O que será que será

Como será o dia em que tudo vai acabar, a quarentena, o isolamento, a pandemia? Será que os carros vão buzinar como fazem em finais de campeonato de futebol, como se os times fossem guardas de trânsito? Será que as pessoas vão bater panelas nas janelas dos prédios, entusiasmadas, como fazem nos protestos políticos, em pronunciamentos de figuras sebosas? Será que os cachorros vão latir, naquele escarcéu típico que sempre fazem quando passa alguém na rua (esteja vivo ou morto)? Vamos nos vestir inteiras de branco, escolher com cuidado a cor da calcinha e comemorar, ainda que tardiamente, a Páscoa desse ano, antecipando o champanhe da próxima virada? Vai ter aglomeração nas praças, depois de tantas precauções contra aglomerações? Os franceses vão queimar os carros, como queimam por qualquer motivo? Como será que vai ser o dia em que voltarmos à normalidade das coisas? E como será a nova “normalidade”?

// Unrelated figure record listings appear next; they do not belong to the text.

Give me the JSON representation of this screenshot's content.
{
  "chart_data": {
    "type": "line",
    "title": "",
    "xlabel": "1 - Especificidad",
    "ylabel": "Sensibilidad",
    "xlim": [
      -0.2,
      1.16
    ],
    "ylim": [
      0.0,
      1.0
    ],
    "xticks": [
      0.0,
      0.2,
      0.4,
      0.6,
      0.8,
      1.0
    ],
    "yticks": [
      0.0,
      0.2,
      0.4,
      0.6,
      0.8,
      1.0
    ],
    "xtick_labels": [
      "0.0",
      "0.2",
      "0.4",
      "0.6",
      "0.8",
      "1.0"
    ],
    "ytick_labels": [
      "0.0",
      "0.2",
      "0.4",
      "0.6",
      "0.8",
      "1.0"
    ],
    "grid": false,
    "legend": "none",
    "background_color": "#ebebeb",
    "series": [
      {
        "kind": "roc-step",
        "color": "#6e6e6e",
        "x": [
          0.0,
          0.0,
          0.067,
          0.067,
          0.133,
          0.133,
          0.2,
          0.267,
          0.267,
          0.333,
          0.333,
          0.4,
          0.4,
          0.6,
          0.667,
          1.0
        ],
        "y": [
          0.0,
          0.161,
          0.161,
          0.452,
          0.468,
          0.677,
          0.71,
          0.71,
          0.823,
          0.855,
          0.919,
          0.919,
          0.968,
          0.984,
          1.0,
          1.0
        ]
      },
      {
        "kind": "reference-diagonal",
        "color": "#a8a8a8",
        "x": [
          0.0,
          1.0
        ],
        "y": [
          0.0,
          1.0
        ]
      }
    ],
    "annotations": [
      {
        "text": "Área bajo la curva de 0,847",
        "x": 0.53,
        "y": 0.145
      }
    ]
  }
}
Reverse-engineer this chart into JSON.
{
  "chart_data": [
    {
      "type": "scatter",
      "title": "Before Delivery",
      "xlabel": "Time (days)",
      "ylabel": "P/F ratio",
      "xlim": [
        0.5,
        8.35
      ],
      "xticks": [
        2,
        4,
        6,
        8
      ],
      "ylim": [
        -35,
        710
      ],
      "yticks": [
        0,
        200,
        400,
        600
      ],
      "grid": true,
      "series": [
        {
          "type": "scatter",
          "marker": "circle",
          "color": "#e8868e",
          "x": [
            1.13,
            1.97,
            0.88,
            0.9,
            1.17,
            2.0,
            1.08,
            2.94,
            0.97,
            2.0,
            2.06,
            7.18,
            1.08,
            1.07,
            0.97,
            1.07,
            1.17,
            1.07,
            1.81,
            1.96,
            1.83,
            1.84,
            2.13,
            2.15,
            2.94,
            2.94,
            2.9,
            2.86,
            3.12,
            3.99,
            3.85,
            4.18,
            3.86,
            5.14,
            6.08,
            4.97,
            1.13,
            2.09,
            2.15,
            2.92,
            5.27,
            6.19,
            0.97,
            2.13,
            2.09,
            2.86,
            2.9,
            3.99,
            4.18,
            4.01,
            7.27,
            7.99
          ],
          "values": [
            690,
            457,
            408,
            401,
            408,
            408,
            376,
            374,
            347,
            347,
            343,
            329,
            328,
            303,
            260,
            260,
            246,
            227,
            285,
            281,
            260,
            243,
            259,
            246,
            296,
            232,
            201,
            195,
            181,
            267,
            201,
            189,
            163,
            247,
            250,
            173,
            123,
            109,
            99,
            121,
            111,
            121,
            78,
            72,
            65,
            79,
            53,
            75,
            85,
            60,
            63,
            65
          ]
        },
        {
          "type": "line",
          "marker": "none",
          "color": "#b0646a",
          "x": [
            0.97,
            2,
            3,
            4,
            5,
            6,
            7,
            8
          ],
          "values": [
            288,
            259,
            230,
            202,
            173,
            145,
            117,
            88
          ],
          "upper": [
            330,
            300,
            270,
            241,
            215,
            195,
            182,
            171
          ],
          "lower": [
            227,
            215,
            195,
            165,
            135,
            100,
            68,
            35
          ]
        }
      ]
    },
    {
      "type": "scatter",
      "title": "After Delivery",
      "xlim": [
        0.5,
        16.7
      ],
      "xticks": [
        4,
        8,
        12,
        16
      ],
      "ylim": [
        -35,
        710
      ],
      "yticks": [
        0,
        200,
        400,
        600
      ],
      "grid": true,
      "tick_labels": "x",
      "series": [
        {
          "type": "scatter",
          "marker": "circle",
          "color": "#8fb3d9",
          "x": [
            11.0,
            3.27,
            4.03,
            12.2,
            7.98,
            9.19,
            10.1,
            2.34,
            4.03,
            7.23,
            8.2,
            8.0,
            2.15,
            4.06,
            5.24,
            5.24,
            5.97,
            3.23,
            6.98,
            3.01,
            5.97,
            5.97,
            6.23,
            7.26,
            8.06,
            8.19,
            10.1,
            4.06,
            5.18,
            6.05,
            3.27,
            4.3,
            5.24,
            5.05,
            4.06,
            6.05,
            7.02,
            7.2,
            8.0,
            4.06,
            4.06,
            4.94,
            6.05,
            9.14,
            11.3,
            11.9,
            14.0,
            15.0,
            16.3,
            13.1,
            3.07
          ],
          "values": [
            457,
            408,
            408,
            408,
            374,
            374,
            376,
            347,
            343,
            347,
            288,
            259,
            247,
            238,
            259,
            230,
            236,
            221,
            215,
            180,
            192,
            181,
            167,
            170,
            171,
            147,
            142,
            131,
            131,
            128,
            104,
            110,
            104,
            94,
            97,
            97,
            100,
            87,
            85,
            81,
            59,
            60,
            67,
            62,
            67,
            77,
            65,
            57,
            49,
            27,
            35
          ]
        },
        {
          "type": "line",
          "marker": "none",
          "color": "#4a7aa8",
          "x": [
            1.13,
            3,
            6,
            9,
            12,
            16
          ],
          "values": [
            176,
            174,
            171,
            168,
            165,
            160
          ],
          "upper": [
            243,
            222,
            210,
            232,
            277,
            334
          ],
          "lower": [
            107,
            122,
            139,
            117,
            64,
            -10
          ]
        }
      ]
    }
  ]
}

A gente ainda vai se abraçar e se beijar como antes, ainda que somente por etiqueta, por ser socialmente esperado que se faça isso, se aja assim? De tantas dúvidas essa certamente é a minha principal porque eu com certeza não faço mais isso, nem que só por educação, meu cu. Não vou nem chegar perto de quem não quero, ou cruzar a minha energia com um aperto de mãos que seja (em especial daqueles que apertam mole). Se der, não vou nem olhar, porque o isolamento foi bom para a gente testar como é confortável se isolar de certas gentes. E só de pensar nisso o novo normal já me anima tanto que eu já me sinto feliz com essa mudança trazida após seis meses enfurnada dentro de casa, de castigo, às vezes acompanhando uma sensação de normalidade que existe só nas cabeças de vento que fizeram da curva de contágio um platô, desde o início da crise de coronavírus.

“Tudo vai valer a pena!”, uma voz diz, mais para estimular e não nos deixar desistir do que qualquer outra coisa. Já pensou?, nadar até aqui e se afogar no mar da vida?

Podia chover nesse dia, em pleno meio-dia, junto com um sol de rachar, só para a gente ter arco-íris espalhados em vários pontos do céu, colorindo de colorido um dia já cheio de cor. Ou então ter um eclipse total, com sol e lua alinhadinhos lá no alto, daqueles que fica noite enquanto é tarde e a gente olha para cima se valendo de exames velhos de raio x. Podia, ainda, de qualquer jeito, ser um lindo dia de primavera – estação que, por sinal, se instaurou hoje. Seria um dia florido, então! Um dia perfeito, com certeza, mesmo sem flor!

Talvez, é claro, não seja assim, um dia em que a gente acorda pensando “é hoje” ou então “acabou”. Talvez vá ser só uma sequência de dias e quando a gente perceber vai estar na fila do posto de saúde, bem vestida, prestigiando o SUS e a vacina. Raros são os dias em que ficamos felizes com uma picada e eu estou ansiosíssima por essa (perdoa, Nossa Senhora do Caminhão de Santa Xena!). Espero não perder minha carteirinha de sapatão por falar isso!

Quando a bandinha da epidemia parar de tocar eu vou chamar a morena para dançar. Eu e ela num xote só nosso, sem música mesmo (ou com todas as nossas músicas, tocando ao mesmo tempo). Quero fazer tudo o que não posso agora, por exemplo, entrelaçar meus dedos nos dela (e sem pensar em álcool em gel depois). Ou só não fazer nada, só que junto – sem medo, sem risco, sem contágio.

No dia que tudo isso passar eu espero que a gente saiba valorizar tudo o que perdeu e também tudo o que adquiriu, porque tudo pode mudar de repente, de novo. Aproveite bem! E comemore cada liberdade!